In a balancing act worthy of a high-wire performer, the Labor Department has proposed changes to the law that dictates who gets overtime pay. The changes to the "white-collar exemptions" of the Fair Labor Standards Act would entitle more hourly employees to time and a half and clarify provisions that have allowed salaried workers to sue employers for overtime.

There are two different sets of problems with the current exemptions. First, the wage thresholds, last adjusted in 1975, are so low that even minimum-wage employees working 40-hour weeks qualify as "white-collar" workers who don't have to be paid overtime. The department's proposed modifications would raise the salary threshold from $155 a week to $425 a week. The impact would be to increase the wages of 1.3 million lower-income workers and reduce the number of low-wage salaried workers currently being denied overtime pay. While employers would have to pay some workers more, they would be insulated against lawsuits for violations of the complex "salary basis" test and so-called "no docking" rule. This test in effect limits employers' ability to "dock" exempt employees' pay for partial-day personal absences and disciplinary violations.

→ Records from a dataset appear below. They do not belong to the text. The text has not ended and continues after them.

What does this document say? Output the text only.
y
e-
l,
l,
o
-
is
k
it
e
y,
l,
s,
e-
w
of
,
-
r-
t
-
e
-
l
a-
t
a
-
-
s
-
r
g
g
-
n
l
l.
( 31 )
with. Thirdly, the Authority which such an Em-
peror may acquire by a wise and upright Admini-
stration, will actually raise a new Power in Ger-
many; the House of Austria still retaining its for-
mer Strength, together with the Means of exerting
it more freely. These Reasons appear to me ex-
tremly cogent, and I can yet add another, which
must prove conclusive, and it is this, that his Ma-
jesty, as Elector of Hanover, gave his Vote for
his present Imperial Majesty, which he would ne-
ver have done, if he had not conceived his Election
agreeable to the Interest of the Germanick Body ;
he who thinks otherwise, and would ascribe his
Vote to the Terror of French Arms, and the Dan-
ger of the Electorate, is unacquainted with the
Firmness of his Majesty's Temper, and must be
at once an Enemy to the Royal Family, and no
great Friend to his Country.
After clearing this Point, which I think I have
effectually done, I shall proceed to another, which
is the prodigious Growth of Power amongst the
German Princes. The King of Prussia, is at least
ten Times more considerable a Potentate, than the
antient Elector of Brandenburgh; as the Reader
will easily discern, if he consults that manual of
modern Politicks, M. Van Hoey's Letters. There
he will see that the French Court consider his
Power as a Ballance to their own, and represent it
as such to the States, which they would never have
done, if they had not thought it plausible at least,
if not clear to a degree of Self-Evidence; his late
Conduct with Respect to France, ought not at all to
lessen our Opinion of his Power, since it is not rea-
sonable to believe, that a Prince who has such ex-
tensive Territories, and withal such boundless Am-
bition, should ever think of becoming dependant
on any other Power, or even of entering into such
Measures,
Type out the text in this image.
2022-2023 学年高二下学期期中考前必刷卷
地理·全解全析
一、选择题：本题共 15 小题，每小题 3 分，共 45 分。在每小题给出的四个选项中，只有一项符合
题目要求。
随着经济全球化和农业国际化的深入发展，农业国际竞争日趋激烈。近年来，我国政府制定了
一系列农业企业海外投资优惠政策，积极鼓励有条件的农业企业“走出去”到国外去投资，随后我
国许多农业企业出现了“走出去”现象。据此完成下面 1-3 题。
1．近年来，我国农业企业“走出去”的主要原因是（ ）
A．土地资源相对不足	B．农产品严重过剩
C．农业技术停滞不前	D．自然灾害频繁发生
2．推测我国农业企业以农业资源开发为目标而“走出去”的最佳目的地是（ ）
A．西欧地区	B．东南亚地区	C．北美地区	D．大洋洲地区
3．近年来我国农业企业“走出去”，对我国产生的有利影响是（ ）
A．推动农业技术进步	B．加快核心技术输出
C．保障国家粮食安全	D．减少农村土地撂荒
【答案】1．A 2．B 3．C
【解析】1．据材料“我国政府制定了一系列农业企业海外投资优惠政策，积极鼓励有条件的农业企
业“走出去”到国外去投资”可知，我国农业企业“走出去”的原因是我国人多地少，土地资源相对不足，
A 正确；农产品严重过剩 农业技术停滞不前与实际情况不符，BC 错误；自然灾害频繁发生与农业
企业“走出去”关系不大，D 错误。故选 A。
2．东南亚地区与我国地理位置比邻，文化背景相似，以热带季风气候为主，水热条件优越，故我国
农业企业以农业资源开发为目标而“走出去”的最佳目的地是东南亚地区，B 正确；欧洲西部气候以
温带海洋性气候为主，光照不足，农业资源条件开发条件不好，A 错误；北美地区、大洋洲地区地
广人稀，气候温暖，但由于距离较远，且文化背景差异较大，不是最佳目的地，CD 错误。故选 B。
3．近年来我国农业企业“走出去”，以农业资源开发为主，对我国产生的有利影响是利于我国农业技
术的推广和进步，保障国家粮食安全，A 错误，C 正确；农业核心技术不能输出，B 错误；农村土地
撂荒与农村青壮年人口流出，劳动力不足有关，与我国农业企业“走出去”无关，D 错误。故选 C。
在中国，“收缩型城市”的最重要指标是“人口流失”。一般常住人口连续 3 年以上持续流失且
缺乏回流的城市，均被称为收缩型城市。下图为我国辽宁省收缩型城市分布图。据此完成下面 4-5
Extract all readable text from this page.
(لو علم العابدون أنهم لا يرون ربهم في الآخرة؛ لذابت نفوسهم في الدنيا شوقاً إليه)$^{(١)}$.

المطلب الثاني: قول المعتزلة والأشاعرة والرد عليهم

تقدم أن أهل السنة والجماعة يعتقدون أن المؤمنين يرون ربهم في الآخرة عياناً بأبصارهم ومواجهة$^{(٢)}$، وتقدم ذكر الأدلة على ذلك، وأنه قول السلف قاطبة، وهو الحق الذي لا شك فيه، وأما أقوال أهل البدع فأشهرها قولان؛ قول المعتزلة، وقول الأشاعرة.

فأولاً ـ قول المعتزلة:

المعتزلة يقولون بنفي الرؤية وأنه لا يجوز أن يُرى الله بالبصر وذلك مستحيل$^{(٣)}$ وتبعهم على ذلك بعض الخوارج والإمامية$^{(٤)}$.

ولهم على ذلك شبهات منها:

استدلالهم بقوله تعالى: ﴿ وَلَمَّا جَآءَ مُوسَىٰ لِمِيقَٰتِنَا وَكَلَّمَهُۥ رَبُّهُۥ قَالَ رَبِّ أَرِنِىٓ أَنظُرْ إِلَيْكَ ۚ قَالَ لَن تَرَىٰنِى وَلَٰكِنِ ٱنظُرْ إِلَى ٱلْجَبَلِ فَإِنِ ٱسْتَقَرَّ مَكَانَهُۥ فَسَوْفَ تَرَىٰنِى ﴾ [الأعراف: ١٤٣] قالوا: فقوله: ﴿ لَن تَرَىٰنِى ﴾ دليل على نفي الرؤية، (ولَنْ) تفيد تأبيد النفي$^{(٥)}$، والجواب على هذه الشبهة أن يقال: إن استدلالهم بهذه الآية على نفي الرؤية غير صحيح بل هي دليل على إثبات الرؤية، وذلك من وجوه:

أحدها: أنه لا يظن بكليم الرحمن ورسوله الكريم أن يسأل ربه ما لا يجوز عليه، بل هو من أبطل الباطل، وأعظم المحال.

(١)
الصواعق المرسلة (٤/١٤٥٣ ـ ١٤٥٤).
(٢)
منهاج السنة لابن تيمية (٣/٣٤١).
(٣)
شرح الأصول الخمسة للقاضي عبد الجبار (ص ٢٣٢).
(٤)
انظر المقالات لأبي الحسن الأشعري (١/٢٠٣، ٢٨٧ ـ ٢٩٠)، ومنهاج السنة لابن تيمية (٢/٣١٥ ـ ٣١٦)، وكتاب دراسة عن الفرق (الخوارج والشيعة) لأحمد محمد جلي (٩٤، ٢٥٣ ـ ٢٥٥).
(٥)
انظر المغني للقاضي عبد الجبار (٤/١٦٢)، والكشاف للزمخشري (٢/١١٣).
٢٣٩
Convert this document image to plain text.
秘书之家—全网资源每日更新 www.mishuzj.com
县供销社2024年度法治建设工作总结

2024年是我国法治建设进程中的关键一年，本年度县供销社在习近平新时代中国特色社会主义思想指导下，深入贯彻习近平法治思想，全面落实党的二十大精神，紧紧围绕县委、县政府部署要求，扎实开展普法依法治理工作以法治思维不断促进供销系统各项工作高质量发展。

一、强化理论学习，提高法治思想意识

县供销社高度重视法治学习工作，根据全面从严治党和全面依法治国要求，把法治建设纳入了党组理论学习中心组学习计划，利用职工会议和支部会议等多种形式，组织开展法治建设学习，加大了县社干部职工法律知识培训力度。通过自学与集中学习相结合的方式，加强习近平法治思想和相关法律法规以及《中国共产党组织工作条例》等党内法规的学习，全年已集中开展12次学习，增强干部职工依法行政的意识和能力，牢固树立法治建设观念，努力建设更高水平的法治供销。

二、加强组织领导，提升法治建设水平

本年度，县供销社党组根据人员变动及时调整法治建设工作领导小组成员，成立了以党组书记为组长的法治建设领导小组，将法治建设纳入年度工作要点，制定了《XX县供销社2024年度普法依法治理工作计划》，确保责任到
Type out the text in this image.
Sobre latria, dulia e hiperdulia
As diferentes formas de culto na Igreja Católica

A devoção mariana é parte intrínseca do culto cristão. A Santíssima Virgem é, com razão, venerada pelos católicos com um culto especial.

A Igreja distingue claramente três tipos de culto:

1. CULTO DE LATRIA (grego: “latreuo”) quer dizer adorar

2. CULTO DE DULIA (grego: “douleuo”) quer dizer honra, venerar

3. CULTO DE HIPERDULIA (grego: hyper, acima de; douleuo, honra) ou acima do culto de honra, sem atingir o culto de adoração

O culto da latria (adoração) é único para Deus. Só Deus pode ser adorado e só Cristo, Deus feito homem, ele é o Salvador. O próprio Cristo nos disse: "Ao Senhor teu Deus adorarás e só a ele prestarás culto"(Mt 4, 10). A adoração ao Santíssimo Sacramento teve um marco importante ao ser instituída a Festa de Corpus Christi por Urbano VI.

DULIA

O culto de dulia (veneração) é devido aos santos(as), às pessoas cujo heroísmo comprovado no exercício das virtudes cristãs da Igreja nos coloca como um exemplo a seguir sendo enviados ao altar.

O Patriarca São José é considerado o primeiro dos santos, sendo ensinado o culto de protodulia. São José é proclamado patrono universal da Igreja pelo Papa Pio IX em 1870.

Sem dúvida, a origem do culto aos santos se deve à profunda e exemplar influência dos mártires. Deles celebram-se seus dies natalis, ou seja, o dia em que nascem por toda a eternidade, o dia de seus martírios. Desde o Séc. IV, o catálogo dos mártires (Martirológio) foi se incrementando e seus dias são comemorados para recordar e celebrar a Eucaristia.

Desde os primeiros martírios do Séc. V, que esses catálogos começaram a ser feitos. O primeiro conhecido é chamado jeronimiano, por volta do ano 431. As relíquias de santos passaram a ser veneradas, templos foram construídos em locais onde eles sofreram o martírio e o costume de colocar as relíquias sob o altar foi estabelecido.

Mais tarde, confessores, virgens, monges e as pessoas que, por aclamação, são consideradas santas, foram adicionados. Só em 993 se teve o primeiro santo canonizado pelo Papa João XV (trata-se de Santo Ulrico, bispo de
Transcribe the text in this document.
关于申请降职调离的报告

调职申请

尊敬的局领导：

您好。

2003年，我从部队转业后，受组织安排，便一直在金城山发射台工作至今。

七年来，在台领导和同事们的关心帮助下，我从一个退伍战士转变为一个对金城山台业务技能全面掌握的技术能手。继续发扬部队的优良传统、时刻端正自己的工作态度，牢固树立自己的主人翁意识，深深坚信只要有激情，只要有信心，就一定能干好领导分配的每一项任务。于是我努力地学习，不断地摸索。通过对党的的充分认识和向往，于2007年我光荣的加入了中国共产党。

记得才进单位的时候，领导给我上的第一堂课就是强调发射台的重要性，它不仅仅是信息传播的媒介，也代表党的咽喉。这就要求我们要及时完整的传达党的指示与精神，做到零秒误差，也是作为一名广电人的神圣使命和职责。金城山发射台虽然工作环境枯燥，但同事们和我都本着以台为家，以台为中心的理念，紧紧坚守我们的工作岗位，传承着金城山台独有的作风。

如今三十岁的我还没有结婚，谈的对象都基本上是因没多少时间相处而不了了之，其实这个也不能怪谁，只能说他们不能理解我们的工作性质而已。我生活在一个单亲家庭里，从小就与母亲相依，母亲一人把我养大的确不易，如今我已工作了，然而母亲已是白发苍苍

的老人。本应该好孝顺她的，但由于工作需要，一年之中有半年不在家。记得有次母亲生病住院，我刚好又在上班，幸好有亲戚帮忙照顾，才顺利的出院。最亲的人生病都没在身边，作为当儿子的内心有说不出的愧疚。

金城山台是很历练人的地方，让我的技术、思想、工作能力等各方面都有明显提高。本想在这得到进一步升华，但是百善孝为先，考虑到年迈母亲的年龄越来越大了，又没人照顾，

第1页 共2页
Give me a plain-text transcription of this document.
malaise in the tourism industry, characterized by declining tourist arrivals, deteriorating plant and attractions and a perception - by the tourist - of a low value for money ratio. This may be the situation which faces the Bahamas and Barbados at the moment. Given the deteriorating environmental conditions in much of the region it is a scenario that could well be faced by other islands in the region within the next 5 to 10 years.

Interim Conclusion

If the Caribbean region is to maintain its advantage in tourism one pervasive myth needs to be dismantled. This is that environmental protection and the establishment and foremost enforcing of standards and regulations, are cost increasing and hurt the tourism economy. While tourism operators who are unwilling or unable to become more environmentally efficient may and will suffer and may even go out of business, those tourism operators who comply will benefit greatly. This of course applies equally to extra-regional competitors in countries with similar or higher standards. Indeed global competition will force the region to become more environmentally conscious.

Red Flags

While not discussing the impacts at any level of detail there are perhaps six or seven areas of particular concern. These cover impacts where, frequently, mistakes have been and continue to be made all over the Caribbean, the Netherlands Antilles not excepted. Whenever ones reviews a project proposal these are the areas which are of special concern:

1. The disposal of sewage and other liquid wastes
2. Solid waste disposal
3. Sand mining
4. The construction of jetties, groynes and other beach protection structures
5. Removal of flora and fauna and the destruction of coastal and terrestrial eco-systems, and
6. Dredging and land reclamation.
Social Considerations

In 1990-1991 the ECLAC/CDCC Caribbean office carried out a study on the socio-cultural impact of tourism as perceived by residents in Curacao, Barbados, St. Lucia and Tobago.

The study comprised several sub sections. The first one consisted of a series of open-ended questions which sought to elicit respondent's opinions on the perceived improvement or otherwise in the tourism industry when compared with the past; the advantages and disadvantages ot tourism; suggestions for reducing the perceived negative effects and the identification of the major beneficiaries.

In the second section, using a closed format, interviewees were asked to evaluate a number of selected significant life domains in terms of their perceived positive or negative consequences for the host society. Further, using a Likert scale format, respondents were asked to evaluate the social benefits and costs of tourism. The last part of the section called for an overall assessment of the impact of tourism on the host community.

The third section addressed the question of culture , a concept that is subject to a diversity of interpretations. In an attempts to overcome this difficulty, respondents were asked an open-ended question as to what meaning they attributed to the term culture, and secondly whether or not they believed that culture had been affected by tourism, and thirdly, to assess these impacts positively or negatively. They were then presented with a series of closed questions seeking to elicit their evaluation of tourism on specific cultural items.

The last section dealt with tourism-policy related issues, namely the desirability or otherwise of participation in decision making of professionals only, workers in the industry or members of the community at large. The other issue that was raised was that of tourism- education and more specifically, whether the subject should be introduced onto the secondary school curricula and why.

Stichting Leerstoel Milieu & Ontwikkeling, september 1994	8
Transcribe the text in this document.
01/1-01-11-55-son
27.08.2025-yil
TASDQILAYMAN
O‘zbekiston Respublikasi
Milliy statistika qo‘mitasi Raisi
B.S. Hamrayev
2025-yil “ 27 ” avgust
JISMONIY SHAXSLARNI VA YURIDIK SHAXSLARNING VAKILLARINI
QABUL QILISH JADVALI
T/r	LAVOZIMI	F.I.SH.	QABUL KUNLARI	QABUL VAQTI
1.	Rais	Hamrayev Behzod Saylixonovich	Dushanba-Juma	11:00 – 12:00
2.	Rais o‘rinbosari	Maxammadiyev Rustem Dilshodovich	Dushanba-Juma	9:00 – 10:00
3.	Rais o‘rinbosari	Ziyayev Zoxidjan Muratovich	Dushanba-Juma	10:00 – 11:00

Meanwhile, the House was approving alternatives to overtime. The House Education and Workforce Subcommittee on Workforce Protections passed the Family Time Flexibility Act (H.R. 1119) on April 3. The bill allows private-sector workers to trade overtime hours worked for comp time. If the employer and the employee (or, in union shops, the union) agree, employees can begin banking up to 160 hours of paid time off, to use at the worker's discretion.


Stephen Barlas is a freelance business reporter who covers the Washington beat for 15 magazines.